Synopsis:
Photo voltaic Industries India Ltd has generated 1,194.82% returns in simply 5 years, considerably outperforming market benchmarks. Over the previous 5 years, the corporate has delivered phenomenal returns, turning into one of the crucial profitable large-cap multibaggers.
This firm is a number one producer of commercial explosives and speciality chemical compounds, has emerged as a standout performer within the Indian inventory market and is now within the highlight after the inventory has delivered multi-bagger returns of 1,194.82 % to the shareholders in 5 years.
With market capitalization of Rs. 1,27,608 cr, the shares of Photo voltaic Industries India Ltd are closed at Rs. 14,110 per share, from its earlier shut of Rs. 14,239 per share.
Inventory’s return
The inventory has delivered a 1-year return of 24.99% and a powerful 5-year return of 1,194.82%. The share worth, which was Rs. 1,090.50 on October ninth, which is 5 years in the past, is now buying and selling at Rs. 14,120. An funding of Rs. 1 lakh within the firm 5 years in the past would have grown to Rs. 12.94 lakh.
Concerning the firm
Photo voltaic Industries India Ltd is a number one producer of commercial explosives and specialty chemical compounds in India, catering to sectors equivalent to mining, infrastructure, and protection. Identified for its deal with innovation, high quality, and security, the corporate has constantly expanded its home and worldwide presence. With sturdy operational efficiency and strategic progress initiatives, Photo voltaic Industries has develop into a outstanding participant within the explosives and chemical compounds business.
Order E book and Current Contracts
Photo voltaic Industries India Restricted has a strong order guide exceeding Rs. 17,000 crore, predominantly pushed by defence sector contracts, which contribute almost 90% of the overall order guide.
Current important orders embrace Rs. 483 crore from South Japanese Coalfields Restricted (SECL) for bulk explosives and Rs. 402 crore from Coal India for cartridge explosives, each supporting regular income visibility over the subsequent few years.
The corporate secured a historic Rs. 6,084 crore contract for Pinaka rocket methods, marking India’s largest personal artillery deal, highlighting its sturdy protection sector positioning.
Growth Plans and Manufacturing Footprint
Photo voltaic Industries is actively increasing its footprint in protection and aerospace, demonstrating ambitions that transcend conventional ammunition manufacturing. The corporate has partnered with ISRO and invested in Skyroot Aerospace to advance house propulsion methods, highlighting its curiosity in house applied sciences.
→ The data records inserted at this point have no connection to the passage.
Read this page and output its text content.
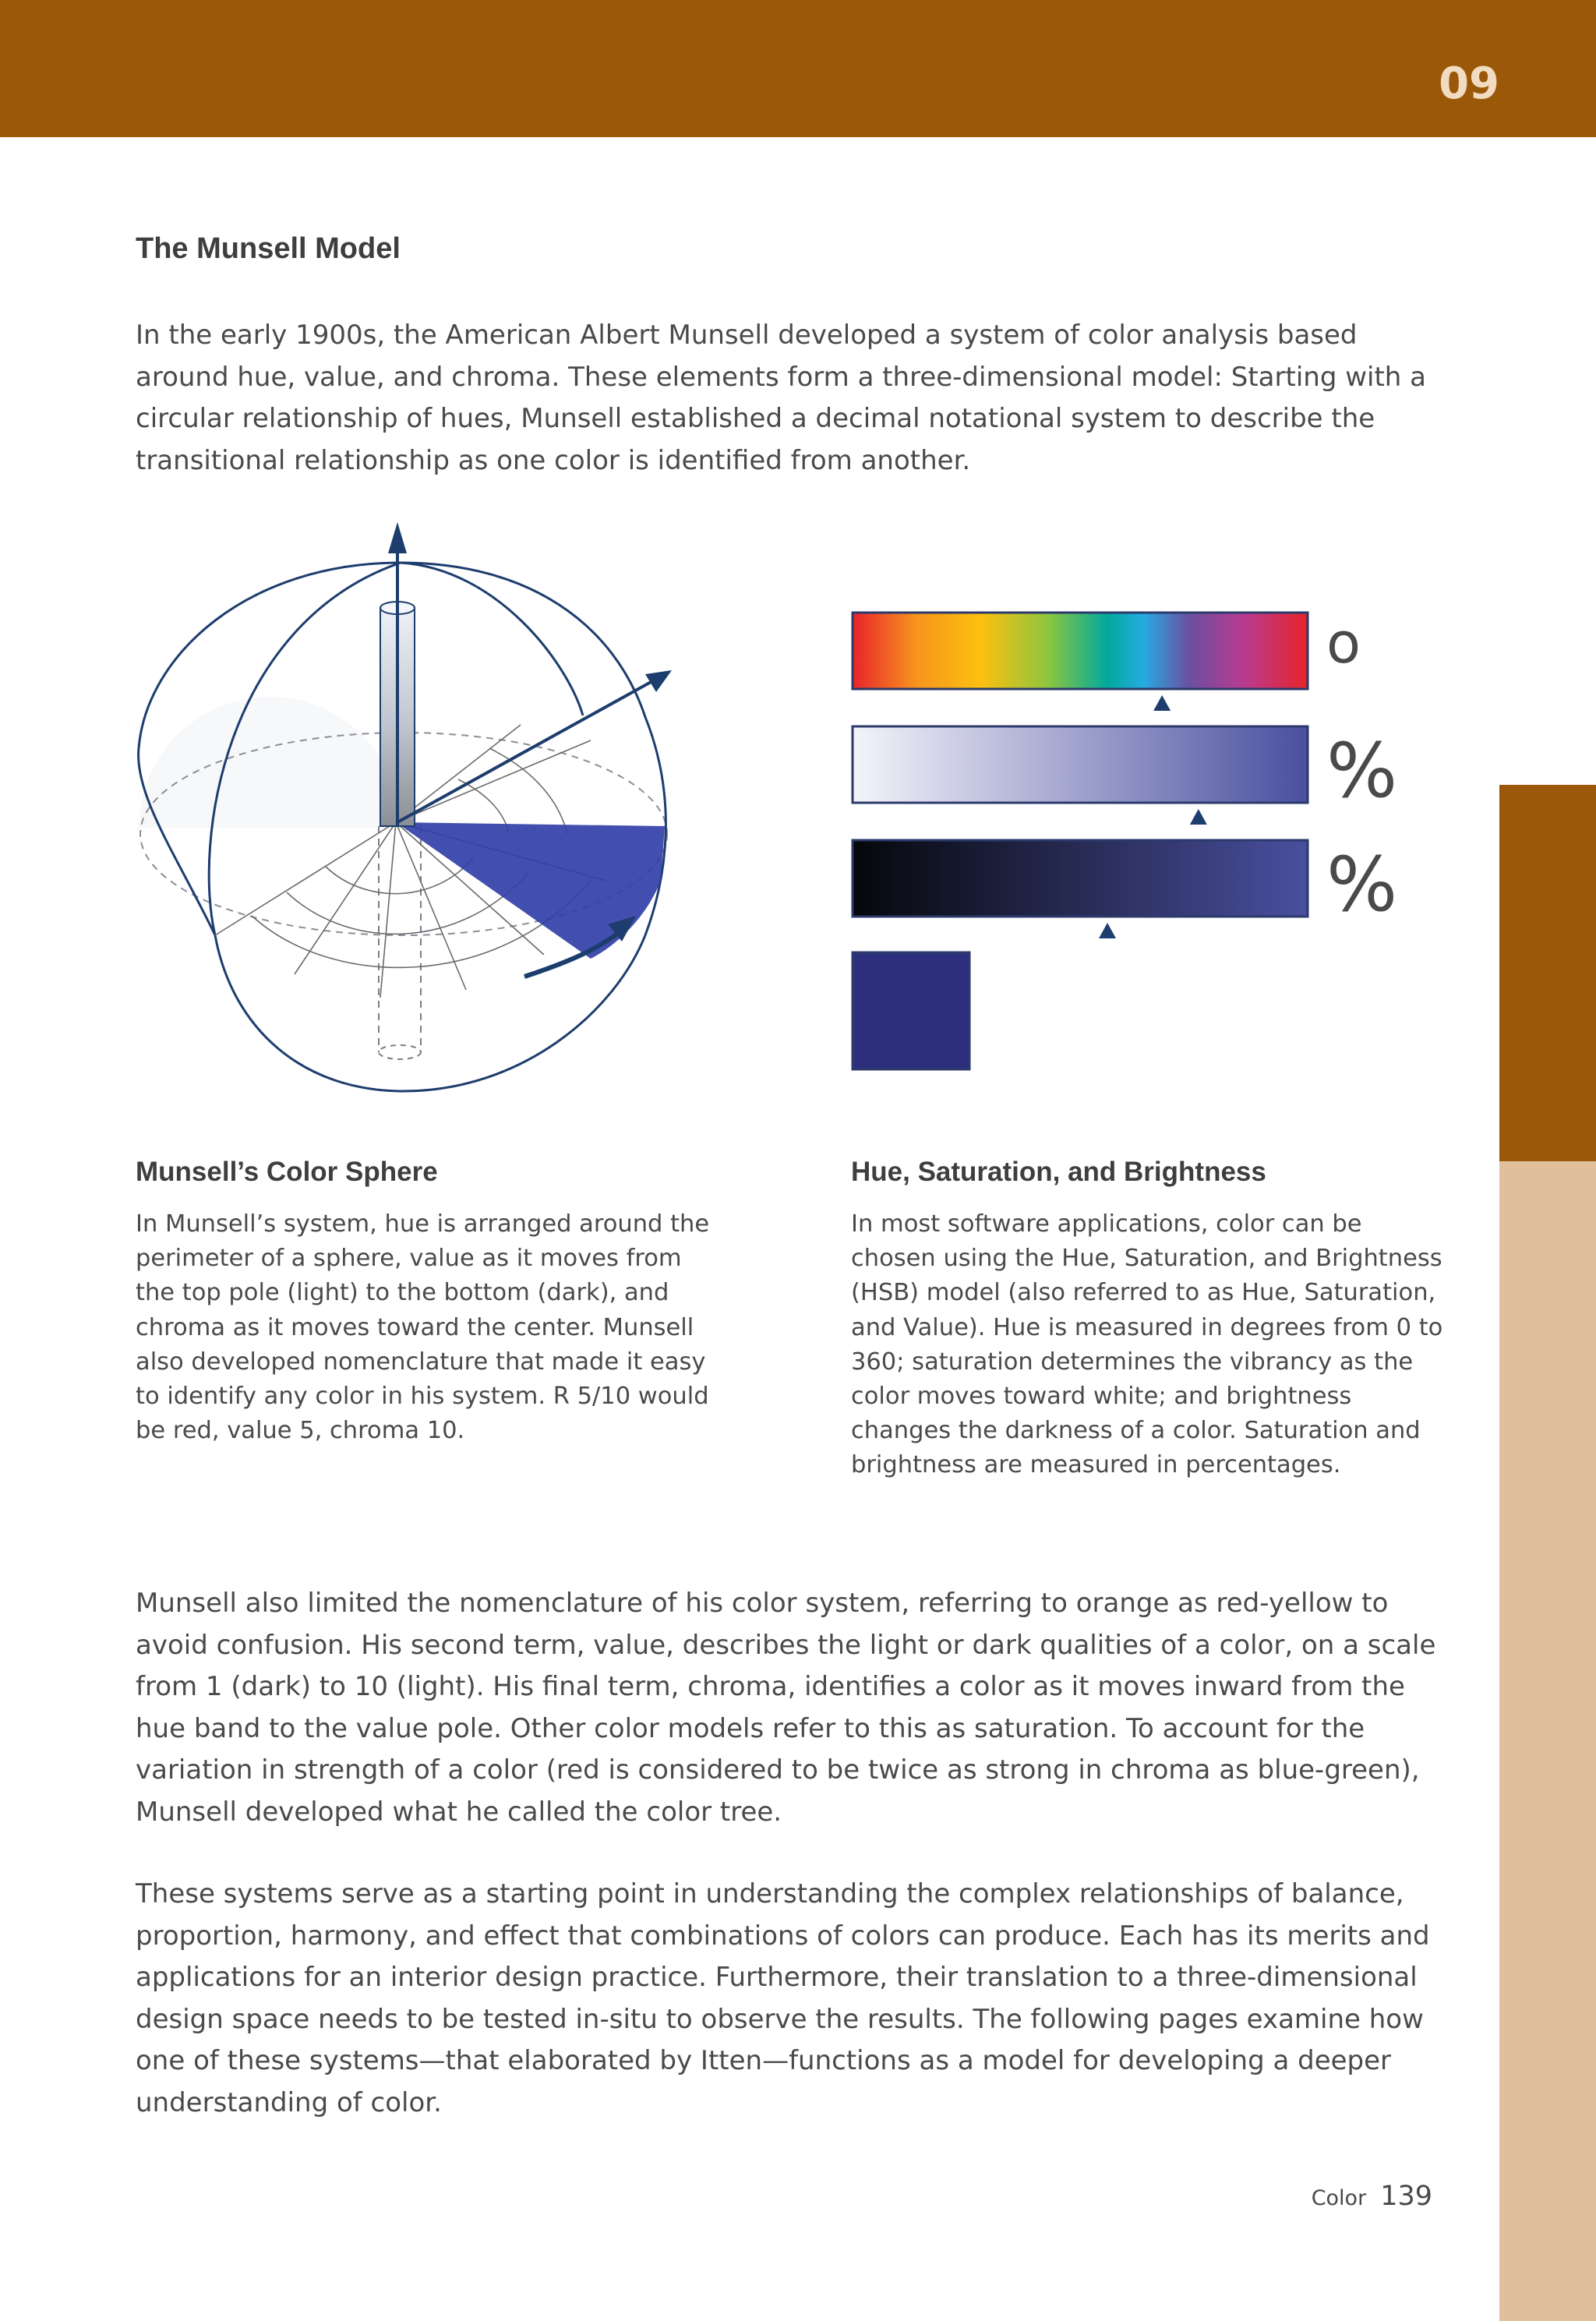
09
The Munsell Model

In the early 1900s, the American Albert Munsell developed a system of color analysis based around hue, value, and chroma. These elements form a three-dimensional model: Starting with a circular relationship of hues, Munsell established a decimal notational system to describe the transitional relationship as one color is identified from another.

o
%
%
Munsell’s Color Sphere

In Munsell’s system, hue is arranged around the perimeter of a sphere, value as it moves from the top pole (light) to the bottom (dark), and chroma as it moves toward the center. Munsell also developed nomenclature that made it easy to identify any color in his system. R 5/10 would be red, value 5, chroma 10.

Hue, Saturation, and Brightness

In most software applications, color can be chosen using the Hue, Saturation, and Brightness (HSB) model (also referred to as Hue, Saturation, and Value). Hue is measured in degrees from 0 to 360; saturation determines the vibrancy as the color moves toward white; and brightness changes the darkness of a color. Saturation and brightness are measured in percentages.

Munsell also limited the nomenclature of his color system, referring to orange as red-yellow to avoid confusion. His second term, value, describes the light or dark qualities of a color, on a scale from 1 (dark) to 10 (light). His final term, chroma, identifies a color as it moves inward from the hue band to the value pole. Other color models refer to this as saturation. To account for the variation in strength of a color (red is considered to be twice as strong in chroma as blue-green), Munsell developed what he called the color tree.

These systems serve as a starting point in understanding the complex relationships of balance, proportion, harmony, and effect that combinations of colors can produce. Each has its merits and applications for an interior design practice. Furthermore, their translation to a three-dimensional design space needs to be tested in-situ to observe the results. The following pages examine how one of these systems—that elaborated by Itten—functions as a model for developing a deeper understanding of color.

Color 139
According to India’s aim to develop into a worldwide chief in ammunition, Photo voltaic Industries can also be venturing into 155 mm artillery shells.
To strengthen its presence in cutting-edge protection segments, the corporate is creating Bhargavastra CUAS, an anti-drone system designed to counter fashionable threats like drone warfare.
The corporate has additionally signed a Rs. 12,700 crore MoU with the Maharashtra authorities to determine a mega protection and aerospace facility, positioning itself in rising areas equivalent to drones, UAVs, counter-drone methods, and superior explosives.
Monetary Efficiency and Progress
Financially, Photo voltaic Industries has demonstrated sturdy upward momentum. For FY25, income stood at Rs. 7,540 crore with a 24% progress fee, and web revenue surged 47% to Rs. 1,288 crore. In Q1 FY26, the corporate reported income of Rs. 2,154 crore, a 28% year-on-year improve, and a powerful web revenue progress of 17% to Rs. 353 crore.
The corporate’s gross sales noticed a slight decline from Rs. 2,167 crore in This fall FY25 to Rs. 2,154 crore in Q1 FY26. Working revenue additionally dipped marginally from Rs. 537 crore to Rs. 535 crore, whereas web revenue elevated from Rs. 346 crore to Rs. 353 crore throughout the identical interval.
The corporate has demonstrated sturdy profitability, with a Return on Capital Employed (ROCE) of 38.1% and a strong Return on Fairness (ROE) of 32.6%. Over the previous 5 years, it has achieved a powerful 36.2% CAGR in revenue progress.